Réginald s’attache à montrer tous les outsiders, tous les opprimés d’une société violente encore largement dominée par les hommes : les paysans, les femmes, les enfants. Les images semblent résonner avec certains souvenirs d’enfance. « Pour moi, la photo était une arme » glisse-t-il l’air de rien.
Il voyage, expose à l’étranger, et une expérience de directeur de la photographie sur un tournage l’amène au cinéma. Il enchaîne deux documentaires, 32 ans après et Aller simple, qu’il diffuse tant bien que mal dans les espaces alternatifs de la culture haïtienne, « Quand tu créés en Haïti, tu milites par nécessité. » Entre ses films, il réalise de petites vidéos, dont une met en scène sa mère, qui entre-temps est partie aux États-Unis. Une migration géographique qui s’est doublée d’une conversion spirituelle radicale, ce qui interroge le fils, qui fait le chemin inverse.
Réginald sait que le court-métrage qu’il est venu écrire, qui s’intitule Ou, ce qui signifie « toi » en créole, a de grandes chances de déplaire à sa mère qui, même si elle a subit la violence de son mari, préférerait taire cette illustration familiale d’une situation malheureusement commune en Haïti. « J'ai beaucoup hésité à raconter cette histoire, mais ça dépasse de très loin ma mère et ma seule famille. C'est l'histoire d'une société patriarcale qu'il faut abattre.»
Pour l’heure, Réginald travaille sur les séquences de son film. Il lui fallait cette distance pour trouver le calme nécessaire à la mise en ordre de son histoire. Il espère avant de partir s’attaquer aux séquences dialoguées. Il aimerait retrouver les mots justes pour raconter l’absence et la violence d’un père, le sacrifice et l’errance d’une mère.
On se quitte. Réginald reprend le cours de sa résidence d’écriture. Il a rendez-vous avec l’enfant qu’il était à huit ans.
© Texte de Philippe Guerry
Projet de résidence
“OU”
Synopsis : "La mère de Junior, Julia, enchaine les petits boulots pour subvenir aux besoins de ses trois enfants, tandis que son mari, Ronald, passe son temps à boire et à claquer son argent dans les jeux de hasard. Une famille rongée de l’intérieur par les bêtises et les violences répétitives de Ronald mais que Julia tente de cacher à tout prix. Le comportement bienveillant de sa mère envers son père va amener Junior, l’ainé, à détester ce dernier beaucoup plus et implore sa mère de le chasser de la maison. Forcée par la misère, l’insouciance de Ronald face à ses responsabilités de père, Julia tente, clandestinement, à plusieurs reprises de partir pour les États-Unis et réussit à la septième tentative. Ce départ définitif laisse Junior dans une colère inouïe au point où un beau jour il décide d’empoisonner son père. Toute l’histoire se déroule à travers le regard de Junior qui n’a que huit ans."
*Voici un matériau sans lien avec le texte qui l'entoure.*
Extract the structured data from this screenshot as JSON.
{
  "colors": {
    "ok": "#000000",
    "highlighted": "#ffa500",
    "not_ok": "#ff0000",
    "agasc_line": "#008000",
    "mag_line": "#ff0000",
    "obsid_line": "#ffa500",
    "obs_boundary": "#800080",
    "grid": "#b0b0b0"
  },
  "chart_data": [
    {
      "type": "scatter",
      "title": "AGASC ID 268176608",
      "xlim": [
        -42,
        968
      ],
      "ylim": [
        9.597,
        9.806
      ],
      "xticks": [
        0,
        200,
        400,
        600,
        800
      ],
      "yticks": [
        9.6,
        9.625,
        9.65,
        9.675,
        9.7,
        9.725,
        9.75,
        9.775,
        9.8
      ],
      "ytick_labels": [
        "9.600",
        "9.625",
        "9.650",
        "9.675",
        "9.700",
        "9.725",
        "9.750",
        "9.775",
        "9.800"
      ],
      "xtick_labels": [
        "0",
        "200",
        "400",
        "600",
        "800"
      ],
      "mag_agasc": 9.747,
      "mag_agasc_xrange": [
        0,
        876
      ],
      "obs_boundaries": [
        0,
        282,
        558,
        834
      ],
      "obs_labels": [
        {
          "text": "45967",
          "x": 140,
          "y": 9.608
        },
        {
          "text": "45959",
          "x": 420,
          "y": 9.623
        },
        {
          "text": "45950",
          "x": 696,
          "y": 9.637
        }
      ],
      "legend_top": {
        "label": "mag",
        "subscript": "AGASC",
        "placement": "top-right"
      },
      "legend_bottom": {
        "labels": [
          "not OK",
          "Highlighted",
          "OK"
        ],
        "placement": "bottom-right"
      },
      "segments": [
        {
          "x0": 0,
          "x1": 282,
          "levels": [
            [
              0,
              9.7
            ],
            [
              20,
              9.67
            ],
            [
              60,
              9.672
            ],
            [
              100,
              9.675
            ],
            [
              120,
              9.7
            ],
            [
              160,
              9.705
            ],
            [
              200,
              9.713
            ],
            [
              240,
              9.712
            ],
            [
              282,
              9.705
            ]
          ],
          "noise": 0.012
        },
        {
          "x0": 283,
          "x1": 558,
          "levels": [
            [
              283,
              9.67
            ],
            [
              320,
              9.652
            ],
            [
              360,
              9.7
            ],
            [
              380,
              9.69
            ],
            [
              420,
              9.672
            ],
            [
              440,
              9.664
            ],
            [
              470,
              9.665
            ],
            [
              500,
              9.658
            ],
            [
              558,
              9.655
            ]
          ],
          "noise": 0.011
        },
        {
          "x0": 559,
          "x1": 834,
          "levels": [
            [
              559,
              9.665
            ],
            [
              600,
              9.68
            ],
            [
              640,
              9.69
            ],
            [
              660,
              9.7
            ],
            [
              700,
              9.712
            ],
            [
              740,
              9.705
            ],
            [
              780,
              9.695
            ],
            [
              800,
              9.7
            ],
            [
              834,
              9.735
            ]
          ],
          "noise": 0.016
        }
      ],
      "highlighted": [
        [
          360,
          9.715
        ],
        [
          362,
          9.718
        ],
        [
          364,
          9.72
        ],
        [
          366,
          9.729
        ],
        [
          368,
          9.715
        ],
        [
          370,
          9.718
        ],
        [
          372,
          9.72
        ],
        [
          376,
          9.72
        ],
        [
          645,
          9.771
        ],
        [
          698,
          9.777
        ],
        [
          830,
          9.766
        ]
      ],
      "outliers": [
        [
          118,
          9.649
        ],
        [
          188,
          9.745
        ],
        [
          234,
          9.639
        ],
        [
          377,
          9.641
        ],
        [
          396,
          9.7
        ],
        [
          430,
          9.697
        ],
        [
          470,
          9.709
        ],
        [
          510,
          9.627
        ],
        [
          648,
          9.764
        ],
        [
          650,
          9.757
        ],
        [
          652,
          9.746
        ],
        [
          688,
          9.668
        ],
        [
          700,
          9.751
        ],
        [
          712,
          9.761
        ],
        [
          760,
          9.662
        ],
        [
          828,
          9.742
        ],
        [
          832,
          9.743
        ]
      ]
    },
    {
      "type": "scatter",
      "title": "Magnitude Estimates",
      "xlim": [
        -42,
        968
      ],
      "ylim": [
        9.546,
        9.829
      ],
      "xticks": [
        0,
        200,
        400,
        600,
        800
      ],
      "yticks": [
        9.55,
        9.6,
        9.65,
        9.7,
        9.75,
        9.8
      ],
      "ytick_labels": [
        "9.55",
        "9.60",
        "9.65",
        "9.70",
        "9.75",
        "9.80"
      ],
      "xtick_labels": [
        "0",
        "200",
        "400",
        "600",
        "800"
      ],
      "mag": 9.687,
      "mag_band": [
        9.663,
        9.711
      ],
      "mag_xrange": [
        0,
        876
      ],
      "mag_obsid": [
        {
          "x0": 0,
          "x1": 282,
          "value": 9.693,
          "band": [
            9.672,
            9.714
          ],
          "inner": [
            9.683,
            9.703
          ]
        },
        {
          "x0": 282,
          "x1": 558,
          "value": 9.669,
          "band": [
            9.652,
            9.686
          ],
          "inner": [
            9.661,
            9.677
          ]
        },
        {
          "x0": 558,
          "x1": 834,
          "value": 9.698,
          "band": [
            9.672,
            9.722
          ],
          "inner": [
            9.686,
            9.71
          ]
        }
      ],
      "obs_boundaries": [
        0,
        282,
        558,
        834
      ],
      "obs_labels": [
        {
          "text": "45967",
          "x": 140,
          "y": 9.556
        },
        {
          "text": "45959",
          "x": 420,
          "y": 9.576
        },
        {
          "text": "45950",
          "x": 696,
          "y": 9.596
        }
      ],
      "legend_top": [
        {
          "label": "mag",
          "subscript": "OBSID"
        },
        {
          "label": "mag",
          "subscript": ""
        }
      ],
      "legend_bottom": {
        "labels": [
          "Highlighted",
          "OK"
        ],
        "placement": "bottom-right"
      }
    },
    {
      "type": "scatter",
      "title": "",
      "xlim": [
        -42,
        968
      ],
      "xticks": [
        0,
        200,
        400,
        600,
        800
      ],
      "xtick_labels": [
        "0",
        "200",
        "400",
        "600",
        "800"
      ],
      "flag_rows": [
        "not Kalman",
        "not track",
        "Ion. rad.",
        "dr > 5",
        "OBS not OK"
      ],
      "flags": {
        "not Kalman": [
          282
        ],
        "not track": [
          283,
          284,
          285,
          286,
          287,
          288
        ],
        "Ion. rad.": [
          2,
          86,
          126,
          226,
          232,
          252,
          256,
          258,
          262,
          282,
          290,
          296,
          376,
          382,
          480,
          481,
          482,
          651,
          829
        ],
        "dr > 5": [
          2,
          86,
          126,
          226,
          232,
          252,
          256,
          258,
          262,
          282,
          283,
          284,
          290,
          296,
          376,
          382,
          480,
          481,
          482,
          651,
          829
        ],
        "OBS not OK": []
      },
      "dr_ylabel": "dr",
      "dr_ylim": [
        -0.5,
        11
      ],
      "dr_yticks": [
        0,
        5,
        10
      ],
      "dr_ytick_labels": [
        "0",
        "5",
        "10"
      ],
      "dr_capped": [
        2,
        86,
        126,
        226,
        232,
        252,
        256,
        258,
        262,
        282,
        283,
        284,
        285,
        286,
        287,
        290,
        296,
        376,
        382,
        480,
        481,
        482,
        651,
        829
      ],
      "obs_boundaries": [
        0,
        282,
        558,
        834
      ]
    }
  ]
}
Pour ce nouveau projet de création, Réginald Louissaint Jr. a le besoin et l’envie de raconter son propre récit, et ainsi d’entrer dans une quête cathartique de paix avec son passé. A travers cette envie qui se transforme en nécessité d‘écriture, Réginald replonge dans son passé, son enfance et les souvenirs des violences conjugales dont sa mère a été victime. Cette enfance tourmentée génère en lui une frustration croissante. Confronté à cette vie de famille en dualité ; un père présent physiquement mais absent affectueusement, et une mère absente physiquement mais fédératrice du foyer. En dédiant cette histoire à sa mère, Réginald Louissaint Jr. cherche à répondre à son entourage sur la haine qu‘il éprouve à l‘encontre de son père. En constatant les dégâts causés par le patriarcat sur la structure familiale et les enfants, ce projet se révèle être une thérapie par l’œuvre, la création et l’écriture.